Imagine-se, porém, que Lula resolva restabelecer a contribuição obrigatória por legislação nova. Preliminarmente, deverá decidir se a obrigatoriedade será restrita aos associados, ou abrangerá toda a categoria profissional. Nessa hipótese, por se tratar de legislação posterior à Constituição de 1988, o projeto enfrentará o art. 5º, XX, segundo o qual "ninguém poderá ser compelido a associar-se ou permanecer associado" (a qualquer modalidade de associação), e o inciso V do art. 8º, cujo texto diz "ninguém será obrigado a filiar-se ou manter-se filiado a sindicato".
O Precedente Normativo nº 119, do Tribunal Superior do Trabalho, e a Súmula nº 666, do Supremo Tribunal Federal, impedem a cobrança de contribuições de qualquer natureza e espécie a empregados não filiados à entidade sindical, representativa da correspondente categoria profissional ou econômica. O dever de contribuir é limitado a associados.

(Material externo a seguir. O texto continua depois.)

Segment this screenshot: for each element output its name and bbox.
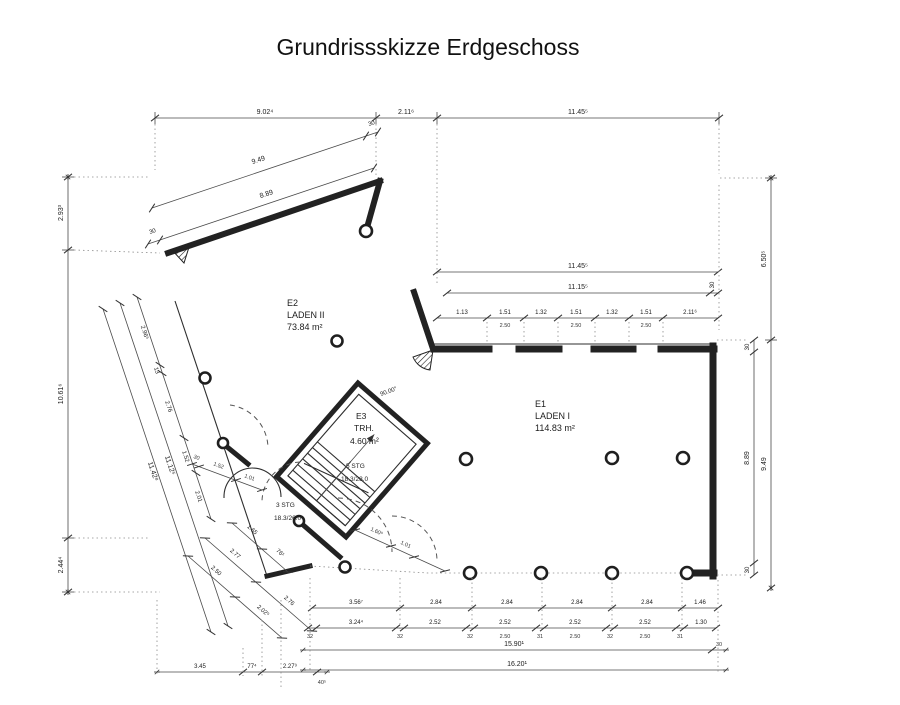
- dim-label: 9.49: [251, 155, 266, 166]
- wall-bottom-left: [267, 566, 310, 576]
- dim-chain-lower-left: 2.77 2.76 2.50 2.02⁵ 1.65 76¹: [183, 518, 317, 643]
- dim-label: 1.32: [606, 310, 618, 316]
- room-label-e3: E3 TRH. 4.60 m²: [350, 411, 379, 446]
- dim-label: 2.93³: [58, 204, 65, 221]
- dim-label: 77⁴: [247, 663, 257, 670]
- door-arc: [230, 405, 268, 448]
- column: [332, 336, 343, 347]
- dim-label: 6.50⁵: [761, 251, 768, 268]
- dim-sublabel: 2.50: [500, 323, 511, 329]
- room-name: LADEN II: [287, 310, 325, 320]
- dim-label: 11.12⁵: [163, 455, 176, 476]
- dim-sublabel: 2.50: [640, 634, 651, 640]
- room-id: E1: [535, 399, 546, 409]
- dim-label: 2.52: [499, 620, 511, 626]
- column: [340, 562, 351, 573]
- room-label-e1: E1 LADEN I 114.83 m²: [535, 399, 575, 433]
- dim-label: 2.44⁴: [58, 557, 65, 574]
- column: [535, 567, 547, 579]
- dim-label: 40⁵: [318, 679, 326, 686]
- dim-chain-right: 6.50⁵ 9.49 30 8.89 30: [717, 175, 777, 591]
- dim-label: 2.84: [571, 600, 583, 606]
- dim-label: 2.84: [641, 600, 653, 606]
- shopfront-line-bottom: [310, 566, 687, 573]
- stair-angle-label: 90.00°: [380, 386, 399, 398]
- door-arc: [224, 468, 252, 498]
- column: [360, 225, 372, 237]
- floor-plan-drawing: Grundrissskizze Erdgeschoss: [0, 0, 900, 705]
- junction-angle-hatch: [413, 350, 433, 370]
- dim-label: 76¹: [274, 548, 284, 558]
- room-area: 114.83 m²: [535, 423, 575, 433]
- dim-label: 1.46: [694, 600, 706, 606]
- dim-label: 2.11⁶: [683, 309, 697, 316]
- dim-label: 2.84: [430, 600, 442, 606]
- room-name: TRH.: [354, 423, 374, 433]
- dim-label: 32: [607, 634, 613, 640]
- dim-label: 30: [745, 566, 751, 573]
- dim-label: 30: [192, 454, 200, 462]
- dim-chain-left: 2.93³ 10.61⁶ 2.44⁴: [58, 174, 160, 595]
- column: [200, 373, 211, 384]
- wall-neck: [414, 292, 433, 349]
- dim-label: 2.96⁵: [139, 325, 150, 341]
- dim-label: 8.89: [259, 189, 274, 200]
- room-id: E2: [287, 298, 298, 308]
- dim-sublabel: 2.50: [641, 323, 652, 329]
- dim-label: 3.56⁷: [349, 599, 363, 606]
- column: [460, 453, 472, 465]
- dim-label: 11.45⁵: [568, 263, 588, 270]
- dim-label: 2.52: [569, 620, 581, 626]
- dim-label: 1.51: [499, 310, 511, 316]
- dim-label: 10.61⁶: [58, 384, 65, 405]
- dim-label: 3.24⁴: [349, 619, 364, 626]
- dim-label: 2.77: [228, 548, 241, 561]
- dim-sublabel: 2.50: [571, 323, 582, 329]
- door-arc: [392, 516, 437, 561]
- room-id: E3: [356, 411, 367, 421]
- stair-steps-lower: 3 STG: [276, 502, 295, 509]
- dim-label: 2.02⁵: [255, 604, 271, 619]
- dim-label: 9.49: [761, 457, 768, 471]
- dim-label: 9.02⁴: [257, 109, 274, 116]
- dim-label: 2.11⁶: [398, 109, 414, 116]
- column: [606, 567, 618, 579]
- page-title: Grundrissskizze Erdgeschoss: [277, 34, 580, 60]
- dim-label: 11.42⁸: [146, 461, 159, 482]
- dim-label: 2.76: [282, 595, 295, 608]
- dim-label: 30: [745, 343, 751, 350]
- floor-plan-sheet: Grundrissskizze Erdgeschoss: [0, 0, 900, 705]
- dim-label: 1.65: [245, 524, 258, 537]
- columns: [200, 225, 694, 579]
- dim-label: 8.89: [744, 451, 751, 465]
- dim-label: 2.84: [501, 600, 513, 606]
- dim-label: 30: [368, 120, 377, 128]
- dim-label: 2.01: [193, 490, 203, 504]
- dim-label: 1.01: [399, 540, 411, 550]
- dim-label: 3.45: [194, 664, 206, 670]
- dim-label: 32: [467, 634, 473, 640]
- dim-chain-e1-top: 11.45⁵ 11.15⁵ 30 1.13 1.51 1.32 1.51 1.3…: [433, 263, 722, 343]
- dim-sublabel: 2.50: [570, 634, 581, 640]
- dim-label: 30: [710, 281, 716, 288]
- stair-steps-upper: 5 STG: [346, 463, 365, 470]
- dim-label: 1.13: [456, 310, 468, 316]
- dim-chain-bottom: 3.56⁷ 2.84 2.84 2.84 2.84 1.46 32 3.24⁴ …: [157, 578, 726, 688]
- stairwell: [277, 383, 428, 537]
- dim-label: 1.51: [570, 310, 582, 316]
- dim-label: 11.15⁵: [568, 284, 588, 291]
- dim-label: 1.01: [243, 473, 255, 482]
- stair-ratio-lower: 18.3/26.0: [274, 515, 301, 522]
- dim-label: 32: [397, 634, 403, 640]
- dim-chain-diag-top: 9.49 30 8.89 30: [143, 120, 383, 248]
- room-label-e2: E2 LADEN II 73.84 m²: [287, 298, 325, 332]
- dim-label: 1.51: [640, 310, 652, 316]
- door-post: [218, 438, 228, 448]
- room-area: 4.60 m²: [350, 436, 379, 446]
- dim-label: 30: [716, 642, 722, 648]
- dim-label: 1.30: [695, 620, 707, 626]
- column: [681, 567, 693, 579]
- dim-label: 15.90¹: [504, 641, 525, 648]
- dim-label: 13: [152, 367, 160, 376]
- column: [606, 452, 618, 464]
- door-post-stub: [226, 446, 248, 464]
- dimension-lines: 9.02⁴ 2.11⁶ 11.45⁵ 9.49 30 8.89 30: [58, 109, 777, 688]
- dim-label: 11.45⁵: [568, 109, 588, 116]
- dim-label: 2.27⁹: [283, 663, 298, 670]
- column: [464, 567, 476, 579]
- dim-label: 31: [537, 634, 543, 640]
- dim-label: 1.52: [212, 461, 224, 470]
- dim-label: 2.76: [163, 400, 173, 414]
- column: [677, 452, 689, 464]
- dim-label: 2.52: [639, 620, 651, 626]
- room-area: 73.84 m²: [287, 322, 323, 332]
- dim-label: 1.32: [535, 310, 547, 316]
- dim-label: 1.60⁵: [369, 526, 384, 538]
- dim-label: 2.52: [429, 620, 441, 626]
- dim-chain-top: 9.02⁴ 2.11⁶ 11.45⁵: [151, 109, 723, 286]
- dim-label: 30: [149, 228, 158, 236]
- dim-sublabel: 2.50: [500, 634, 511, 640]
- dim-label: 16.20¹: [507, 661, 528, 668]
- stair-ratio-upper: 18.3/28.0: [341, 476, 368, 483]
- room-name: LADEN I: [535, 411, 570, 421]
- walls: [168, 181, 715, 576]
- dim-label: 31: [677, 634, 683, 640]
- wall-pier-hatch: [172, 244, 190, 263]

Por seu lado, a cobrança exclusiva aos associados reverterá à situação anterior e, talvez, provoque fugas do quadro associativo.
A questão não é simples. Exige demorada reflexão. O retorno ao desconto compulsório de um dia de salário, em favor do sindicato, talvez traga resultados indesejados. O problema do financiamento das entidades sindicais é grave, urgente, está na ordem do dia. Deve ser solucionado, mas de maneira aceitável por trabalhadores e patrões, para que o sindicalismo não pereça por falta de recursos. Dentro, porém, do ordenamento constitucional. Operário e sindicalista, se eleito Lula, arcará com o desafio do financiamento de milhares de sindicatos, sobretudo profissionais, em crise por falta de dinheiro. Será muito cobrado pelas entidades sindicais que o elegeram.